Saturday, July 9, 2011

Zipping along

An unmodified, electric blue Stingray has just sped past and looking down from the bus one noticed that the driver was old enough to know better. It made one smile because all one could hear was Hobbit (who is alive and well, and living on his tropical island at 93) saying when you get older you need better bait. Which when thinking about it wasn't necessarily true, as he could be charming enough to get past any woman when he had a mind to. Thinking about all the people one has known who had sports cars one thinks it would be fairer to say that the cars were reflections of their personalities.

Hobbit was famous for his Bentley, it was called the Bumble Bee due to its colour scheme, and it was a stand up joke on radio that all you could see were his knuckles clutching the steering wheel. He wasn't a tall man. And given his propensity to drive like Mr. Magoo it was also an unfortunate image. Fortunately by the time we got together he had switched cars.

He had a golden Mercedes 350SL which one learnt to drive in. An experience he always swore made him grey. It was like driving a tank with power steering, but boy could that baby float on the road and hug a curve. Unfortunately it also used to float past police cars... which might have contributed to the grey.

There was Sue with her powder blue Stag. The one that's roof would never open when it rained and its tendency to break down on bridges. Not to mention the door that would just stick. Actually that damn car was as temperamental and as difficult as its owner... but a lot of fun nevertheless.
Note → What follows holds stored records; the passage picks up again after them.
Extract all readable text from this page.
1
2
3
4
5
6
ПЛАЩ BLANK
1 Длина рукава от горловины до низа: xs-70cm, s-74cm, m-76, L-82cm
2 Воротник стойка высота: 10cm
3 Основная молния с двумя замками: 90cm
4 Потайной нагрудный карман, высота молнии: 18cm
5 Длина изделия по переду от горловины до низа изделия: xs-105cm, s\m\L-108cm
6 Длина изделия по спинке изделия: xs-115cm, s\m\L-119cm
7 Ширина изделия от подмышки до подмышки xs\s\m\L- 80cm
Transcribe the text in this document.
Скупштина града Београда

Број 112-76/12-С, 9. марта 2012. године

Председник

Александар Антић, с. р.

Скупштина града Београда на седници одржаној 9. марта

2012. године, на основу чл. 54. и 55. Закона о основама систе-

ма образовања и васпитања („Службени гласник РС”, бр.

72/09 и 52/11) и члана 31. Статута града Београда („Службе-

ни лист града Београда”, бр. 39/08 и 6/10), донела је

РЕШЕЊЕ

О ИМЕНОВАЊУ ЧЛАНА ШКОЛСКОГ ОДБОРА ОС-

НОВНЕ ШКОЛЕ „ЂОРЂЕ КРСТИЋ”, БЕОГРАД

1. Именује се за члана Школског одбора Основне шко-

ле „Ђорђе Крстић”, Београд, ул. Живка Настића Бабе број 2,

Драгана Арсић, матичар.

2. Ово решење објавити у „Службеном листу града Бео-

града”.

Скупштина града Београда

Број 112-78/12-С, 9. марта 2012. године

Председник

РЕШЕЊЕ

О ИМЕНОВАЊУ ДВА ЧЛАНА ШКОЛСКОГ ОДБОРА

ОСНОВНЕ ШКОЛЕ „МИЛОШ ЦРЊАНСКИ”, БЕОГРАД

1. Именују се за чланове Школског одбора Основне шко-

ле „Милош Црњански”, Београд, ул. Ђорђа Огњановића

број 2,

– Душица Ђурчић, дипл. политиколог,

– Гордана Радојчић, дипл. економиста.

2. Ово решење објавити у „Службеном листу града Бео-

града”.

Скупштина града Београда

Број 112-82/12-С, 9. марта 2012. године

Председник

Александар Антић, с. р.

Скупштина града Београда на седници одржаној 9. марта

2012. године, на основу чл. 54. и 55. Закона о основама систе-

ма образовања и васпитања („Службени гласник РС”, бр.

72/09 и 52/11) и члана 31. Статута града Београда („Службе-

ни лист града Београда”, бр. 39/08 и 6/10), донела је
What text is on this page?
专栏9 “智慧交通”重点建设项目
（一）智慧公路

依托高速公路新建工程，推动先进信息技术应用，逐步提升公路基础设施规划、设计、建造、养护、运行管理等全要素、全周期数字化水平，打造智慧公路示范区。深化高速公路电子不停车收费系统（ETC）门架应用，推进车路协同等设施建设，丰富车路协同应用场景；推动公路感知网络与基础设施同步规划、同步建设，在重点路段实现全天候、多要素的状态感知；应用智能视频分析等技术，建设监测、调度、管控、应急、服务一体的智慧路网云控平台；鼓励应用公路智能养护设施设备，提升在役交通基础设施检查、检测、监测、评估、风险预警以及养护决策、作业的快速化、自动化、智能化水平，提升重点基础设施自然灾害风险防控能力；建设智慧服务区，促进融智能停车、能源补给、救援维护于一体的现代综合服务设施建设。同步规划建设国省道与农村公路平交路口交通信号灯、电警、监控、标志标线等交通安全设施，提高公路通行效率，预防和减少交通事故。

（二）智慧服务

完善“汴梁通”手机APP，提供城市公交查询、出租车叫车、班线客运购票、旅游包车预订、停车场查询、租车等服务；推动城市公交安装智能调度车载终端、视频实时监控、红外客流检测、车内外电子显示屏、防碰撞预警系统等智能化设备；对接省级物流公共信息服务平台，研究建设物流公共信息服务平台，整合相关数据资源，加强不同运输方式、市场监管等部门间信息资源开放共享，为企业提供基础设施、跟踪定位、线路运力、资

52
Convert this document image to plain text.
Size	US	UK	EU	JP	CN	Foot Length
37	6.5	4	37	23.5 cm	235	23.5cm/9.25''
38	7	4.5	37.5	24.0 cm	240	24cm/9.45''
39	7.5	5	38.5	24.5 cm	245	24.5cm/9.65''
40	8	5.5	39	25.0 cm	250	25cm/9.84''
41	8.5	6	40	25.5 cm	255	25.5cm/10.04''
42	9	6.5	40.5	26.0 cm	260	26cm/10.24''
Then there was the lovely Lynnie (a story for another time) with her bright yellow Triumph. It was the love of her life and like most of them did not reciprocate her feelings... that car hated her. Every morning she would go skittering out the door, she could do the white rabbit like no other, in ridiculously high heels, dripping nails and 12 inch hair. And every morning the car would not start. We would lie in bed and wait for her to come back in wailing about how she was late and Hobbit would have to go down and start the car... first time, every time.

Last but not least was the ex and her beloved MG... black with gold pinstripes... all flash and quirks. Electrics that stopped at a whim and a mysterious leak that meant when we went out in the rain one's feet ended up in a puddle. She bought it after our divorce... in both our names of course 'cos nothing about our separation was normal. Eventually as her back got worse she had to sell it and buy something modern with suspension... it broke her heart having to give it up.

To all of these people their cars represented status, an achievement if you will, but in every case they represented freedom from others. The ability to just drive off with the roof down, the wind in their hair and the sun on their face. The cars might have been creatures of capricious tendencies, but so were the owners and they roar across ones memories forever on the move.

1 comment:

Mockingbird said...

What a nice post... As I'm getting a little older and further away from the *interesting* people I used to be friends with, I remember their shitty cars more fondly than I do them.